Post przez Kropka » Wt, 12 cze 2012, 13:33

nie rozumiem takiej ostrej reakcji, ale nie rozumiem, też spłaszczania religii do wiary dosłownie w to co jest napisane w jej księgach.... przecież każde dziecko wie, a dorosły z ZA powinien się też dowiedzieć z wiekiem, że i baśnie i religie opierają się na SYMBOLICE, a nie dosłownej wierze.... takie "brzydkie kaczątko" np. to nie opowieść o łabądku wychowanym przez kaczkę tylko o dziecku z ZA, nie lubianym przez kolegów w dzieciństwie... które w dorosłym życiu zdobywa Nobla (no może trochę przekoloryzowałam "osiągnął sukces" ok? :P)
...myślę, że ma to na celu pogłębienie więzi we wspólnocie.... wspólny udział w jakiejś tajemnicy.... czy jakoś tak...
... tak jak większość w tym temacie, ja nie mam zbyt silnych potrzeb wspólnotowych, a co za tym idzie i "kościelnych"... ale rozumiem na jakiej zasadzie to działa i jest dla mnie oczywiste, że nikt poza 3 latkami nie wierzy dosłownie w łażenie po wodzie.

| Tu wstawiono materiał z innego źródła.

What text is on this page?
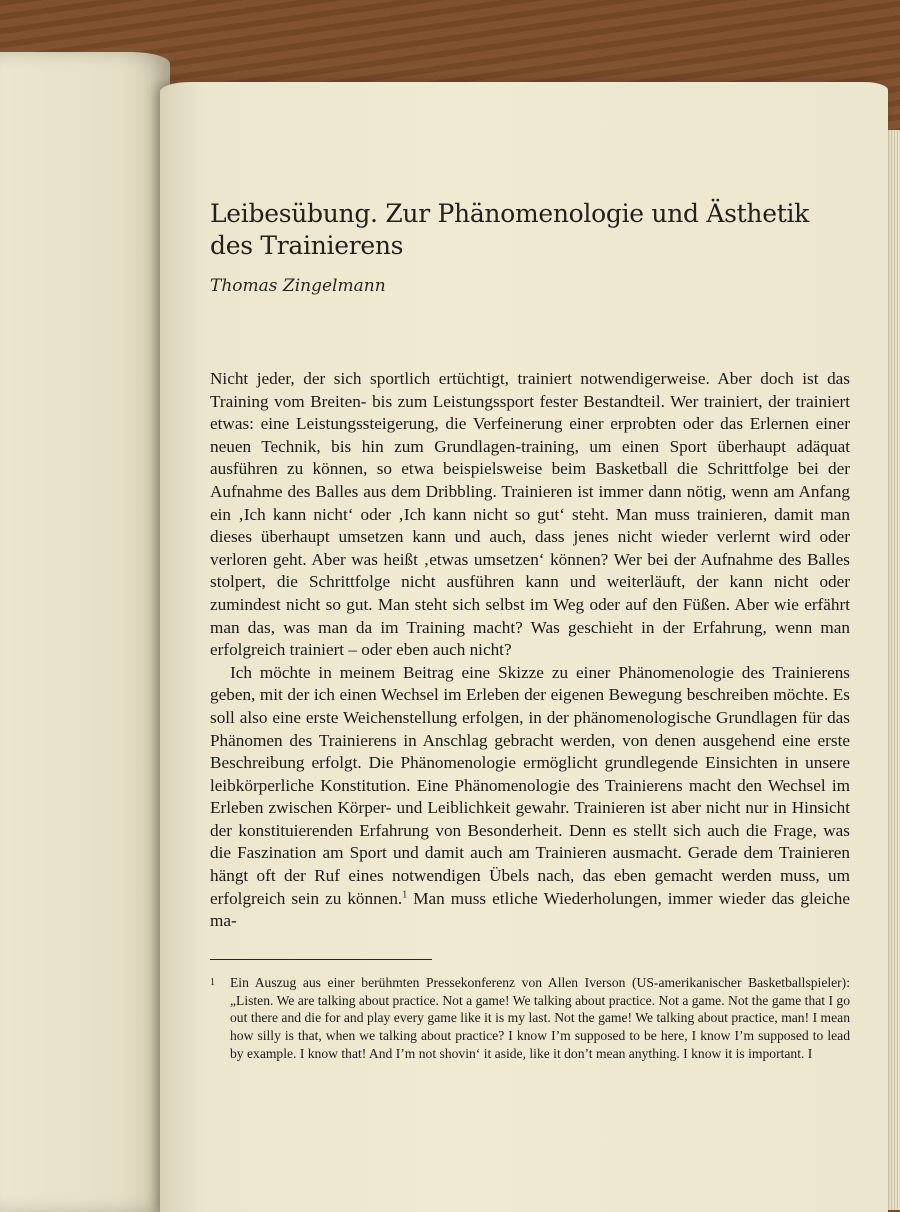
Leibesübung. Zur Phänomenologie und Ästhetik des Trainierens
Thomas Zingelmann

Nicht jeder, der sich sportlich ertüchtigt, trainiert notwendigerweise. Aber doch ist das Training vom Breiten- bis zum Leistungssport fester Bestandteil. Wer trainiert, der trainiert etwas: eine Leistungssteigerung, die Verfeinerung einer erprobten oder das Erlernen einer neuen Technik, bis hin zum Grundlagen-training, um einen Sport überhaupt adäquat ausführen zu können, so etwa beispielsweise beim Basketball die Schrittfolge bei der Aufnahme des Balles aus dem Dribbling. Trainieren ist immer dann nötig, wenn am Anfang ein ‚Ich kann nicht‘ oder ‚Ich kann nicht so gut‘ steht. Man muss trainieren, damit man dieses überhaupt umsetzen kann und auch, dass jenes nicht wieder verlernt wird oder verloren geht. Aber was heißt ‚etwas umsetzen‘ können? Wer bei der Aufnahme des Balles stolpert, die Schrittfolge nicht ausführen kann und weiterläuft, der kann nicht oder zumindest nicht so gut. Man steht sich selbst im Weg oder auf den Füßen. Aber wie erfährt man das, was man da im Training macht? Was geschieht in der Erfahrung, wenn man erfolgreich trainiert – oder eben auch nicht?

Ich möchte in meinem Beitrag eine Skizze zu einer Phänomenologie des Trainierens geben, mit der ich einen Wechsel im Erleben der eigenen Bewegung beschreiben möchte. Es soll also eine erste Weichenstellung erfolgen, in der phänomenologische Grundlagen für das Phänomen des Trainierens in Anschlag gebracht werden, von denen ausgehend eine erste Beschreibung erfolgt. Die Phänomenologie ermöglicht grundlegende Einsichten in unsere leibkörperliche Konstitution. Eine Phänomenologie des Trainierens macht den Wechsel im Erleben zwischen Körper- und Leiblichkeit gewahr. Trainieren ist aber nicht nur in Hinsicht der konstituierenden Erfahrung von Besonderheit. Denn es stellt sich auch die Frage, was die Faszination am Sport und damit auch am Trainieren ausmacht. Gerade dem Trainieren hängt oft der Ruf eines notwendigen Übels nach, das eben gemacht werden muss, um erfolgreich sein zu können.$^1$ Man muss etliche Wiederholungen, immer wieder das gleiche ma-

1	Ein Auszug aus einer berühmten Pressekonferenz von Allen Iverson (US-amerikanischer Basketballspieler): „Listen. We are talking about practice. Not a game! We talking about practice. Not a game. Not the game that I go out there and die for and play every game like it is my last. Not the game! We talking about practice, man! I mean how silly is that, when we talking about practice? I know I’m supposed to be here, I know I’m supposed to lead by example. I know that! And I’m not shovin‘ it aside, like it don’t mean anything. I know it is important. I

Co do linka podanego przez Greena, jak dla mnie zalatuje populizmem... po za tym jest zmontowane, tak, że nie wiadomo co odpowiadali inni .... np. zwróciła moja uwagę sprawa obrzezania - ten Pan zupełnie pominą fakt że w krajach o gorącym klimacie robiono to przede wszystkim ze względów higienicznych i w dawnych, niezbyt czystych czasach, często ratowało to przed poważnymi infekcjami, a gada tylko o jakiejś masakrze genitaliów czyli to co mu pasuje.

Post przez Pradera » Wt, 12 cze 2012, 11:34

fakt, czym innym jest jest niezgadzanie się z czyimiś poglądami czy nawet ich krytykowanie a czym innym nazwanie kogoś wprost głupkiem.
Moje poglądy też są tutaj często krytykowane ale nawet nie wchodzę w takie dyskusję bo to nie ma sensu ani to nie jest miejsce na to a tym bardziej nie nazywam nikogo głupkiem jak napisze raz sierpem raz młotem czerwona hołotę bo to bardzo niskie zachowanie

Post przez key » Wt, 12 cze 2012, 10:56

Ta sprzeczka nie jest nieporozumieniem, Morog jest obraźliwy w stosunku do Greena, jest agresywny. Nie znalazłam ani jednego słowa, które byłoby celowo obraźliwe w stosunku do Moroga.
A potem przychodzi admin i mod, głaszczą po główce trolla Moroga i wszystko jest cacy.
Nawet brak elementarnych umiejętności społecznych nie usprawiedliwia takiego zachowania. Umiejętności społeczne swoją drogą, a elementarne poczucie sprawiedliwości swoją.
A czytanie ze zrozumieniem to sztuka, której @Morogu nie udało ci się posiąść, więc od innych się odczep.

Post przez Tamir » Wt, 12 cze 2012, 10:48

Morog napisał(a):ja ludzie lepszych odemnie podziwiam, a nie się z nich wyśmiewam


Ja napisał(a):Nietypowy sposób okazywania podziwu.
Widzisz, Green? Cała sprzeczka wynikła z nieporozumienia. Nikt cię nie obraża.


Morog napisał(a):Tamir

potrenuju czytanie ze zrozumieniem, bo jesteś w tym raczej kiepski


To miała być ciut złośliwa odpowiedź, na twój post o gorszych i lepszych. Uważasz siebie za lepszego od Greena? Czy wierzących, tylko dlatego, że wierzą?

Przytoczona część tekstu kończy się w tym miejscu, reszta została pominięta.